May 06 12:18:54 ttngw-bp16-szenas ttn-gateway[3583]: INFO: Server 0 configured to "router.eu.thethings.network", with port up "1700" and port down "1700"
May 06 12:18:54 ttngw-bp16-szenas ttn-gateway[3583]: INFO: packets received with a valid CRC will be forwarded
May 06 12:18:54 ttngw-bp16-szenas ttn-gateway[3583]: INFO: packets received with a CRC error will NOT be forwarded
May 06 12:18:54 ttngw-bp16-szenas ttn-gateway[3583]: INFO: packets received with no CRC will NOT be forwarded
You can see that the PID has changed and ps
shows that the old process is not there.
Ah, that is nice 👍
The restart I meant is "on failure", i.e when the poly_pkt_fwd
dies, not when the service is restarted manually. Could you please do one test where the poly_pkt_fwd fails to start, for instance, if you boot without the concentrator board, and try to start, it should continuously re-try to start the service.
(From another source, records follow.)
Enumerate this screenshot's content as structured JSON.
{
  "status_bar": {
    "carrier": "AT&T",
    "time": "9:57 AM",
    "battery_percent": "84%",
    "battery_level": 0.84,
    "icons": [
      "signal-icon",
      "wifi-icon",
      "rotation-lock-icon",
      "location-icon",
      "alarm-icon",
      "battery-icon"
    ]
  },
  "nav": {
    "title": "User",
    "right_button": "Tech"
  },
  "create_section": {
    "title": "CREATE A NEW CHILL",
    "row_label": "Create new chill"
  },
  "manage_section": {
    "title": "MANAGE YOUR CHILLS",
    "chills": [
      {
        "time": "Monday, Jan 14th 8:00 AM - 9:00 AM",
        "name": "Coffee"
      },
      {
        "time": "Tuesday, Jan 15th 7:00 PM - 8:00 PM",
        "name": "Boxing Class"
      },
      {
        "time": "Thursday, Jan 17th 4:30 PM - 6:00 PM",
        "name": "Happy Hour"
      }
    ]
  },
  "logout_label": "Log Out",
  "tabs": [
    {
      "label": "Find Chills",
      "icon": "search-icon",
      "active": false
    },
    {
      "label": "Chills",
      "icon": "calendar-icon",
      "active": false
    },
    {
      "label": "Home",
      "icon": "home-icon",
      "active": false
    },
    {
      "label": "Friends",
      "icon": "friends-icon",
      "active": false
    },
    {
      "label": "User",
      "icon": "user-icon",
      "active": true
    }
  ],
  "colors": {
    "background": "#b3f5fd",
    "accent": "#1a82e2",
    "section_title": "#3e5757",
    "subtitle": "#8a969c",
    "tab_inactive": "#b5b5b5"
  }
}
I am not there at the moment, the only error I could inject is killing the lora_pkt_fwd
process. Unfortunately systemd hasn't started it again.
The same happens if I revert my change though.
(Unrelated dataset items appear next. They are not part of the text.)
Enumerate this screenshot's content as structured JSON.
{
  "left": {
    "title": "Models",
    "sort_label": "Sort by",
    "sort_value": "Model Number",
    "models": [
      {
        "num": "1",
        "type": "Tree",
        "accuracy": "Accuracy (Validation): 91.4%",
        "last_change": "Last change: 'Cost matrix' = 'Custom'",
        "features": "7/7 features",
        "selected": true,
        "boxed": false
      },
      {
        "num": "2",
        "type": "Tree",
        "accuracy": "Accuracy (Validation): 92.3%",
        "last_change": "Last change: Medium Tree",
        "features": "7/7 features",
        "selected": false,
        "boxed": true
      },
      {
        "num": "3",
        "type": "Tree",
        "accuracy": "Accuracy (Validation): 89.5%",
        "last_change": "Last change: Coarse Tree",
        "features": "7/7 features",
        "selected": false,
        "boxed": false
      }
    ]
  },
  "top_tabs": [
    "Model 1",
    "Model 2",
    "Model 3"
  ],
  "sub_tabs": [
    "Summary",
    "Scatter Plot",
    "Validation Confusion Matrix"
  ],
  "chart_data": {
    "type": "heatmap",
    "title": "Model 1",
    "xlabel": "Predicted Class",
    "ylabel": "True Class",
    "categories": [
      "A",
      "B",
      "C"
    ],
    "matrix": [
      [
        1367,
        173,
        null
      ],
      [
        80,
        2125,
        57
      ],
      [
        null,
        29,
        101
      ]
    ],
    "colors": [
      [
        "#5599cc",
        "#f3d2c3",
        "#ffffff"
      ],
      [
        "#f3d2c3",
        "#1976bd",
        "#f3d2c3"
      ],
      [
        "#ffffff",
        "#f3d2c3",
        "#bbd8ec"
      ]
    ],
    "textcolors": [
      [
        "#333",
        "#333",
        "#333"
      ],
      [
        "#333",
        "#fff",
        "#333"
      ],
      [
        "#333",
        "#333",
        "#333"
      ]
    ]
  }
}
The service returns success exit code both ways so Restart=on-failure
is insufficient to actually keep the service alive. I think we should use Restart=always
instead of Restart=on-failure
in /lib/systemd/system/ttn-gateway.service
.
Do you think I should set Restart=always
in this pull request?
I issued a dedicated preq for Restart=always
, see #53.
The shell spawned for start.sh is not required to run after the packet forwared started running. This patch saves the resources consumed by this extra shell process.